C’est difficile. Mais je pense que c’est bien aussi de les montrer. Bon, il faut pas trop en faire non plus parce qu’après, il ne faut pas aller jusqu’à se plaindre. Pour savoir gérer ses failles et les expliquer, je trouve quand même qu’il faut du courage.

Dans cet album, vous lâchez prise.

De plus en plus. Mais je crois que c’est à chaque album. Je vais commencer à chanter des textes avec un peu plus de maturité, des textes qui ont peu plus de poids. C’est vrai que j’aime bien cette chanson avec Soprano, parce qu’on avait fait deux chansons, une qui est un peu plus festive, qui n’est pas d’un album, qui était très belle aussi et j’ai dit à Soprano : pour la deuxième fois qu’on chante ensemble, je veux quelque chose qui nous ressemble un peu plus avec nos âges, un texte d’hommes, quoi !


Vous étiez un énorme bosseur avant même de rentrer dans la musique. Est-ce que c’est votre père qui vous l’a appris ? Est-ce que c’est aussi une façon de lui rendre hommage ?

Bien sûr. C’est pour une bonne partie grâce à mon père. Quand j’allais travailler avec lui, il fallait que je travaille bien. Si je travaillais mal, ce n’était pas bon ! Mon père a toujours été carré avec le travail, donc je pense que c’est grâce à lui cette envie de travailler, d’être vaillant. Pour mon père, si tu n’es pas un vaillant, c’est compliqué, tu ne vaux rien.

Quel regard ont vos parents sur ce parcours ?

Ils sont très fiers. Ils savent très bien que ce sont eux qui m’ont appris toutes ces valeurs et cette envie de travailler, ils en sont fiers. On a de bons parents. J’ai un grand frère et trois grandes sœurs, on est une famille où tout le monde est fier l’un de l’autre. On le ressent quand on se regarde, quand on se parle et mon père, on lui pose parfois cette question et il nous le dit droit dans les yeux, donc ça fait plaisir. D’être élevé comme ça, franchement, il n’y a rien à regretter, c’est juste magnifique quand j’y repense.
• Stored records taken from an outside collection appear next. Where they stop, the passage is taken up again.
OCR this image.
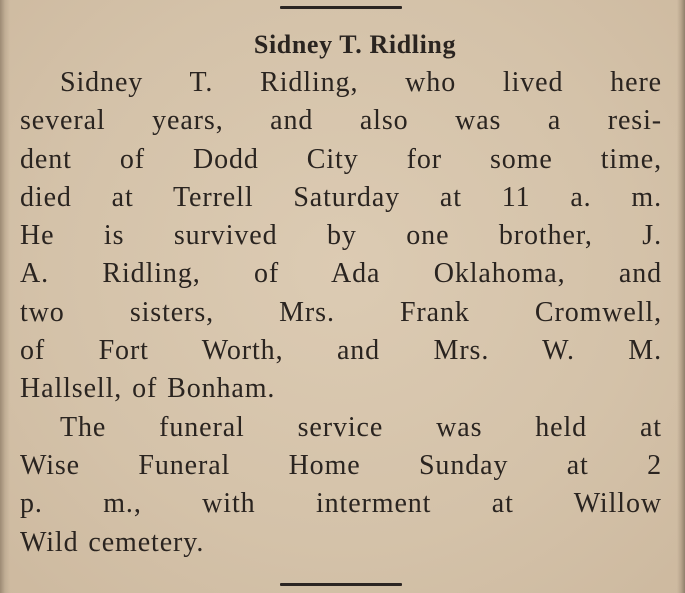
Sidney T. Ridling
Sidney T. Ridling, who lived here
several years, and also was a resi-
dent of Dodd City for some time,
died at Terrell Saturday at 11 a. m.
He is survived by one brother, J.
A. Ridling, of Ada Oklahoma, and
two sisters, Mrs. Frank Cromwell,
of Fort Worth, and Mrs. W. M.
Hallsell, of Bonham.
The funeral service was held at
Wise Funeral Home Sunday at 2
p. m., with interment at Willow
Wild cemetery.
Cet album est un beau prétexte pour monter sur scène. Vous préparez une tournée. Que représente la scène pour vous ?

Pour le chanteur, je crois que c’est son moment préféré. Il y a aussi la création de l’album en studio, quand on voit qu’on a fait une belle chanson, on est content. Mais la scène, c’est quelque chose. C’est là où il y a le public. On fait un album entièrement pour aller sur scène, donc c’est mon meilleur moment. Je vais partir sur des festivals cet été.

Pour terminer, que représente cet album ?

L’école de la vie représente la joie, la bonne humeur. Il représente pas mal de positif quand même. C’est ce que je recherche et ce que je veux transmettre. Du coup, cet album représente pas mal de choses qui peuvent faire du bien.